For many crimes, treatment and cessation programs have been developed to address the underlying causes and prevent offenders from committing them again. Sex offenders, for example, often undergo extensive therapy during incarceration and afterward to prevent them from hurting another person. Drug treatment programs are also widely available for people convicted of drug-related crimes. But too often it seems some offenses, such as theft and other property crimes, are simply written off as bad behavior and little to no effort is made to help people work toward a life that doesn't compel them to commit the crime again.
An example of someone who might benefit from such treatment is a man who was convicted earlier this month and sentenced to 10 years in prison for robbing three banks in Wilmington, North Carolina. At the time he was on supervised release after serving a sentence for nine other bank robberies.
The first of the three most recent robberies happened in September 2009. Prosecutors said he approached a teller with a canvas bag that had a note taped to it: "You're being robbed. No dye packs." He walked away with just over $2,300. The second two robberies were about as routine and lucrative as the first. But media coverage identified him as a suspect and included his photo, and he was arrested in Myrtle Beach in December 2009.

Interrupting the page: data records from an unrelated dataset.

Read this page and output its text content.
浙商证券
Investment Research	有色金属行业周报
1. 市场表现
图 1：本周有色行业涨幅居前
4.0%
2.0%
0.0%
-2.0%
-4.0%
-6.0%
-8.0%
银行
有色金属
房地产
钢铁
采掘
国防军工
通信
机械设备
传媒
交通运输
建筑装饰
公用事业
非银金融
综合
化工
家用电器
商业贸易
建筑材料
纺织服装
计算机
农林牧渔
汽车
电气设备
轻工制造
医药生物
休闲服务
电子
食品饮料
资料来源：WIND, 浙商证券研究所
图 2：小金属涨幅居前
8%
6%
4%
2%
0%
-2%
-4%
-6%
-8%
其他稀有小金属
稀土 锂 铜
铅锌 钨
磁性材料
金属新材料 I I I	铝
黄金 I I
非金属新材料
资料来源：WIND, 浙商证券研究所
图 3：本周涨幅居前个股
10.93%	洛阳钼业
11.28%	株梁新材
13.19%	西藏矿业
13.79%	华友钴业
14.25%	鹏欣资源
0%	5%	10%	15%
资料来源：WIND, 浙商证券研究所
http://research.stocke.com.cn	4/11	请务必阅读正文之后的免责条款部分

The man was federally prosecuted in 2003 for his first nine robberies and received a sentence of 84 months in prison. It's unfortunate that in most prisons, even though they're often referred to as correctional facilities, there aren't programs that specifically address the issues that lead to serial robbery and other property crimes. If this man had been given access to such therapy, he might have avoided further trouble when he was released.